The climax was Petras’s performance of “Close Your Eyes,” one of the more popular songs from “Turn Off The Light.” Petras had donned her fourth outfit of the night — a red bodysuit featuring an explosion of red glitter over her heart, complete with thigh-high heeled boots, sparkly mesh gloves, and hair in a single braided ponytail that reached her knees — and sang “Death By Sex” on her knees on the rotating platform. The entire stage was lit in a blood-red wash. The spooky dissonance under the dance beats caused the floor to shake, which was only intensified by the jumping of the crowd. In the softer bridge, the lights dimmed to a soft glow as Petras stood center-stage in anticipation of the drop. When it hit, sharp white beams of light from the floor cut through the blaze of spinning crimson lights behind the singer, who was standing above the audience, wind-blown and back-lit, rocking the ending chorus higher and riding the energy of the crowd.

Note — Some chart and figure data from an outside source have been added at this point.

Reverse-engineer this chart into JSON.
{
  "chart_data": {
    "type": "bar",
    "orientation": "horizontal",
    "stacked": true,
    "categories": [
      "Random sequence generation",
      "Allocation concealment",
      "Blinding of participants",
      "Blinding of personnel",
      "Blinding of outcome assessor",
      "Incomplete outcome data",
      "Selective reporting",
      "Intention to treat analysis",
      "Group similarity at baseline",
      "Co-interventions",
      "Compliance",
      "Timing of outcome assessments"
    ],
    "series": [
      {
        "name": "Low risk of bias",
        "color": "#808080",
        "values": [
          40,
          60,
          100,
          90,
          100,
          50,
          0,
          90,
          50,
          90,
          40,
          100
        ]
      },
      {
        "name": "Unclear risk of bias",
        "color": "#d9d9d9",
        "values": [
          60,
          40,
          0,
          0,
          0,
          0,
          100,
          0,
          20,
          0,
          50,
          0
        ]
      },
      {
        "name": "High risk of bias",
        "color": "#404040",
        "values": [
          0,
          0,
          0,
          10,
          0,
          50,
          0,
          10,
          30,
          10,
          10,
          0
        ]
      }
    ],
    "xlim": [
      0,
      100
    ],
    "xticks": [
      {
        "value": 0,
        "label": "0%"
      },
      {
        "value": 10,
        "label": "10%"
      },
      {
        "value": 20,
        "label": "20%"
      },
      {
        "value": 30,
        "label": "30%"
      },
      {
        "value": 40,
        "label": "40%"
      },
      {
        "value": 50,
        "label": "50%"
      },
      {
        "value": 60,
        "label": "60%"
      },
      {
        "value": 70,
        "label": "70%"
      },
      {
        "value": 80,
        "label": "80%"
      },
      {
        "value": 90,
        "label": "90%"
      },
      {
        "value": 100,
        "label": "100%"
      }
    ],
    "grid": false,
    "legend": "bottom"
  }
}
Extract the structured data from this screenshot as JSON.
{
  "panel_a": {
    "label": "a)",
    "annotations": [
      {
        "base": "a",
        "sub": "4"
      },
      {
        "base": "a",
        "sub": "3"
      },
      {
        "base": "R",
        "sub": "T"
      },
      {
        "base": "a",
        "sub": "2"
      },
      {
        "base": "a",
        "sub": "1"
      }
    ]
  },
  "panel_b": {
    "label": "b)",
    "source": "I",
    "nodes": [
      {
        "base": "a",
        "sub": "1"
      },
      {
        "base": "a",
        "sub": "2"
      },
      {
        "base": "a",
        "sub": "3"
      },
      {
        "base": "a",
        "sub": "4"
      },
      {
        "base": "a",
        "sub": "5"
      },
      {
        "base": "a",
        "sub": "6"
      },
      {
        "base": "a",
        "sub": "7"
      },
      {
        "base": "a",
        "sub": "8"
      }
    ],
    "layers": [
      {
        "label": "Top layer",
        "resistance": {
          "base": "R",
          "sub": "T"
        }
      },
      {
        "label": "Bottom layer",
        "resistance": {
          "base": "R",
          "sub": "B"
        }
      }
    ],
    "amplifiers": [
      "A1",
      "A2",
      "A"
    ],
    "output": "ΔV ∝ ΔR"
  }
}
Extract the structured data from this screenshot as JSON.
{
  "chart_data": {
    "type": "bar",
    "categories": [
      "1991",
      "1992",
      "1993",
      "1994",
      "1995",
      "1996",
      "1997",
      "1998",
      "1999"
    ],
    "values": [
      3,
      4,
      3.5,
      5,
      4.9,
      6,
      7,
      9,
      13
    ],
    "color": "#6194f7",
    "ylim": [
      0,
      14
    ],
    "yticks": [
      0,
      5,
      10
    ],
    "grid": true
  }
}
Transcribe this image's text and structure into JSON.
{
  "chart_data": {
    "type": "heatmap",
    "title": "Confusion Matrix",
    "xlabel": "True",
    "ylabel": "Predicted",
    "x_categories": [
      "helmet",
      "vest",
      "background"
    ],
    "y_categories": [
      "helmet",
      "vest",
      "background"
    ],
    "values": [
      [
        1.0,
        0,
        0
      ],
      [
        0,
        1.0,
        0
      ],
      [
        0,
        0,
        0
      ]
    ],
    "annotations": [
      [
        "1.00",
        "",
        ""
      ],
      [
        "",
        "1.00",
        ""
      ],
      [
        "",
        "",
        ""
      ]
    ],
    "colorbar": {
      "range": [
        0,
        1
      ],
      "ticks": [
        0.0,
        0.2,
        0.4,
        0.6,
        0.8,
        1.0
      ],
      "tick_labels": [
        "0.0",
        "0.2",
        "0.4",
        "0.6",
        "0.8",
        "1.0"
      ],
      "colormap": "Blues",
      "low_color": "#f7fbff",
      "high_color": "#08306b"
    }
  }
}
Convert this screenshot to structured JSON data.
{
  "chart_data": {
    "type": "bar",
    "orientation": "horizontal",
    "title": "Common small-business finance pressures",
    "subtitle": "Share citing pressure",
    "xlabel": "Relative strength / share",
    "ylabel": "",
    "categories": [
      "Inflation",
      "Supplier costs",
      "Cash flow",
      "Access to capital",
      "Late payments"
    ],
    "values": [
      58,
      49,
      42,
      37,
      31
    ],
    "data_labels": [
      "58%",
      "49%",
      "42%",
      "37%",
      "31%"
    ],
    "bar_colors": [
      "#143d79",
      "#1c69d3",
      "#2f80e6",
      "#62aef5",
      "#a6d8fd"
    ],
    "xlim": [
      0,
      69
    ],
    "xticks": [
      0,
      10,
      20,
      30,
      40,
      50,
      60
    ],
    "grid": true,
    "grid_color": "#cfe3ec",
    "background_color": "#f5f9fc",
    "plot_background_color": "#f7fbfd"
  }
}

It wasn’t a perfect performance, though every live show has its moments. There was one scary slip off the upstage platform and a short delay during one of the six rapid-fire full outfit transitions. Somehow, it fed Petras’ energy, and made her almost untouchable aura seem so personal. She called on the audience to thank her dresser Lauren, stopped for a drink of water, took a seat on the stairs, and the crowd stayed in the palm of her hand.
One vulnerable moment towards the concert’s close was a cover of “Human” by The Killers. Petras, wearing a merch shirt she later threw into the crowd, and Joseph, armed with an acoustic guitar, sat together on the stairs in a fireside fashion, a moment that felt removed from the energy of the rest of the concert but one that was touching nonetheless. Right after, Petras picked right back up with the second track from the “Clarity” album, “Icy.”
Arguably, the concert ended stronger than it began. Her final song, before returning for a colorful and energetic encore, was “Can’t Do Better,” a single Petras released before the successes of her two full projects. Clearly a favorite, the crowd sang louder than it had before, joining in to close the night on a call-and-response chorus of Petras’ quintessential “Woo Ah!” The entire show was wildly energetic and wonderfully executed — as Petras expressed to those in the crowd, it could have been “the best night of your life.”